First, you talk about the problem of sharing data with multiple LDNs. When I signed, this LDN did have a small amount of CID overlap with other LDNs. An 864G and a 672G are not serious compared to a few P's. In my perception as a notary, I think it's acceptable.

It has CID sharing with 5 NDLABS applications. Doesn't this seem strange to you? Have you checked the report? image

Second, the 0 retrieval rate problem you mentioned is currently from the search report of the feedback of the new retrieval robot, almost all LDNs have this problem. I think this is a technical problem, and the client can be adjusted to rectify and adjust. And I also tried to select a miner to retrieve through the original command when signing, at least at that time, it met the search requirements.

I'm ok with this since you signed before the retrieval report launch.

Third, when you say 'High deal data replication: 82.82%,' I don't know what you're trying to say, so please express it clearly before I can explain it to you.

Finally, the biggest goal of fil+ as I understand it is to attract real and effective data to achieve filecoin on-chain storage, followed by the storage specifications that comply with fil+. The dataset of #1580 is itself an open source dataset, and its value and significance are beyond doubt. It may be flawed in the FIL+ specification, but it is not fatal. I think as long as the client can give a reasonable explanation.

I don't know which part you don't understand. image

Please see for yourself https://github.com/data-preservation-programs/filplus-checker-assets/blob/main/filecoin-project/filecoin-plus-large-datasets/issues/1580/1681890322589.md

Chris00618 commented 1 year ago

The most recent report of #1579 https://github.com/data-preservation-programs/filplus-checker-assets/blob/main/filecoin-project/filecoin-plus-large-datasets/issues/1579/1686303180588.md has 9.44T+2.38T+1.84T+1.75T+800G+576G+224G+32G CID sharing with NDLABS and 7.91T CID sharing with a FIL-E application Wel Vape.

image

The most recent report of #1580 https://github.com/data-preservation-programs/filplus-checker-assets/blob/main/filecoin-project/filecoin-plus-large-datasets/issues/1580/1686303190748.md has 6.56TiB+992GiB CID sharing with two Hepta applications #1693 and #1731. #1693 has more than 10TiB CID sharing and #1731 has 7TiB CID sharing with NDLABS application image https://github.com/data-preservation-programs/filplus-checker-assets/blob/main/filecoin-project/filecoin-plus-large-datasets/issues/1693/1685673968369.md https://github.com/data-preservation-programs/filplus-checker-assets/blob/main/filecoin-project/filecoin-plus-large-datasets/issues/1731/1688389949946.md

Clear violations I found from the report, notaries didn't do due diligence and NDLABS is involved in all applications. One time cid sharing is a coincidence, ten times is not. Notaries signed on these applications and DC granted should be moved.
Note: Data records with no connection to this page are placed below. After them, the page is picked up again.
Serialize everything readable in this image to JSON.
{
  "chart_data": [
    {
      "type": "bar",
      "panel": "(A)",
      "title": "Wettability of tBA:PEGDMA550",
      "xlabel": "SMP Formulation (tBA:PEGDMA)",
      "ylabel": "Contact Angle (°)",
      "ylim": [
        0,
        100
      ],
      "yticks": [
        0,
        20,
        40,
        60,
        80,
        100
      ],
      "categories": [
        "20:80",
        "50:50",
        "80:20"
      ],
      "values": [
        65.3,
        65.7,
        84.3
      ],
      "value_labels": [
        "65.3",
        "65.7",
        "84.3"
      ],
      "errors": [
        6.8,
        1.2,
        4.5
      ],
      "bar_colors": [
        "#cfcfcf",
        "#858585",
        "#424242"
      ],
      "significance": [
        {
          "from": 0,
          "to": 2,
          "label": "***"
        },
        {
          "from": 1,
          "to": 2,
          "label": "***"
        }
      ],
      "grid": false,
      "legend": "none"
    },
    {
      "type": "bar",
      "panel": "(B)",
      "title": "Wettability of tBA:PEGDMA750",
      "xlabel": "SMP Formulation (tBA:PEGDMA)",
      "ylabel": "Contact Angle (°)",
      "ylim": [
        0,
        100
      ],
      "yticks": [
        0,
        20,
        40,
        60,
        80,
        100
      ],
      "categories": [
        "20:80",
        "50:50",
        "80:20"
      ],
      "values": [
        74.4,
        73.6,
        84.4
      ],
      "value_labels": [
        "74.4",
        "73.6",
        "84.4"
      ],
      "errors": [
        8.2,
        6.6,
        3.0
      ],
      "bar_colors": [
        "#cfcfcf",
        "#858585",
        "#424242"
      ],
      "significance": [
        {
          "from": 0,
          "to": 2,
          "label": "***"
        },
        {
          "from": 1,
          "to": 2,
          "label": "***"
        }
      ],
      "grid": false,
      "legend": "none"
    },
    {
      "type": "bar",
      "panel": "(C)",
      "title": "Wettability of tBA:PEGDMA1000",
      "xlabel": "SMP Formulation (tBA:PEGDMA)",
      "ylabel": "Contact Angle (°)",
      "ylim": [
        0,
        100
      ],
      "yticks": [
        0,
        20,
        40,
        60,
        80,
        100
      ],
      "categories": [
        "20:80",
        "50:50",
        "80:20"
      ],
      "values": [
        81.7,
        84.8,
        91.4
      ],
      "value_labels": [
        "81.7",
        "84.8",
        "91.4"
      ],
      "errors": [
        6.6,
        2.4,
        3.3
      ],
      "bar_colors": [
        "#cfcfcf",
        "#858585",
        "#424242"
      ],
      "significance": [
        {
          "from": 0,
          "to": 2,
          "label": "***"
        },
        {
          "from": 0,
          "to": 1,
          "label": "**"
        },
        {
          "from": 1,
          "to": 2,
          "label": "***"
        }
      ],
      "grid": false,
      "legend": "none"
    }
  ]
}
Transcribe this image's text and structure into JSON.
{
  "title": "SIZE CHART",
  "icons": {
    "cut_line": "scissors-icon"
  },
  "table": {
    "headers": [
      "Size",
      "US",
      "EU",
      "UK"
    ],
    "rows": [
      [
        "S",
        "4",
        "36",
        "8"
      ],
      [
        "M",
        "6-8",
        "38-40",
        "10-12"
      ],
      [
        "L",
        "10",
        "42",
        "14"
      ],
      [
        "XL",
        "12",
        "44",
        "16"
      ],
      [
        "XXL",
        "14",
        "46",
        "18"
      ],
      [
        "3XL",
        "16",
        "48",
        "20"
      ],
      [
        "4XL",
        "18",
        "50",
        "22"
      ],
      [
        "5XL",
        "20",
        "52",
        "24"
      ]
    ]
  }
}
NDLABS-Leo commented 1 year ago

@Chris00618 Regarding the data sharing with ND LABS, we have provided explanations in our application and have addressed this issue multiple times. It becomes repetitive to reiterate the same historical issues whenever a question arises. If necessary, we will explain it during the TT meeting, but we will refrain from providing further responses here.

Chris00618 commented 1 year ago

https://filecoinproject.slack.com/archives/C0405HANNBT/p1688533770165699?thread_ts=1688370299.699409&cid=C0405HANNBT

raghavrmadya commented 1 year ago

Thanks. It is most reasonable that DC be removed from clients these notaries have supported. Based on this discussion, the T&T WG is will be recommending increased scrutiny on the aforementioned notaries and suggests that this issue be taken into account if the assessment of their notary applications in the next round.

cc @Kevin-FF-USA . Please take a note of the notaries list provided by @Chris00618

kernelogic commented 1 year ago

It is most reasonable that DC be removed from clients these notaries have supported.

@raghavrmadya Do you mean this RongYin project only, or every other LDNs we signed ever are going to get removed?

kernelogic commented 1 year ago

Seems all the previous explanations - are all ignored and will face increased scrutiny instead.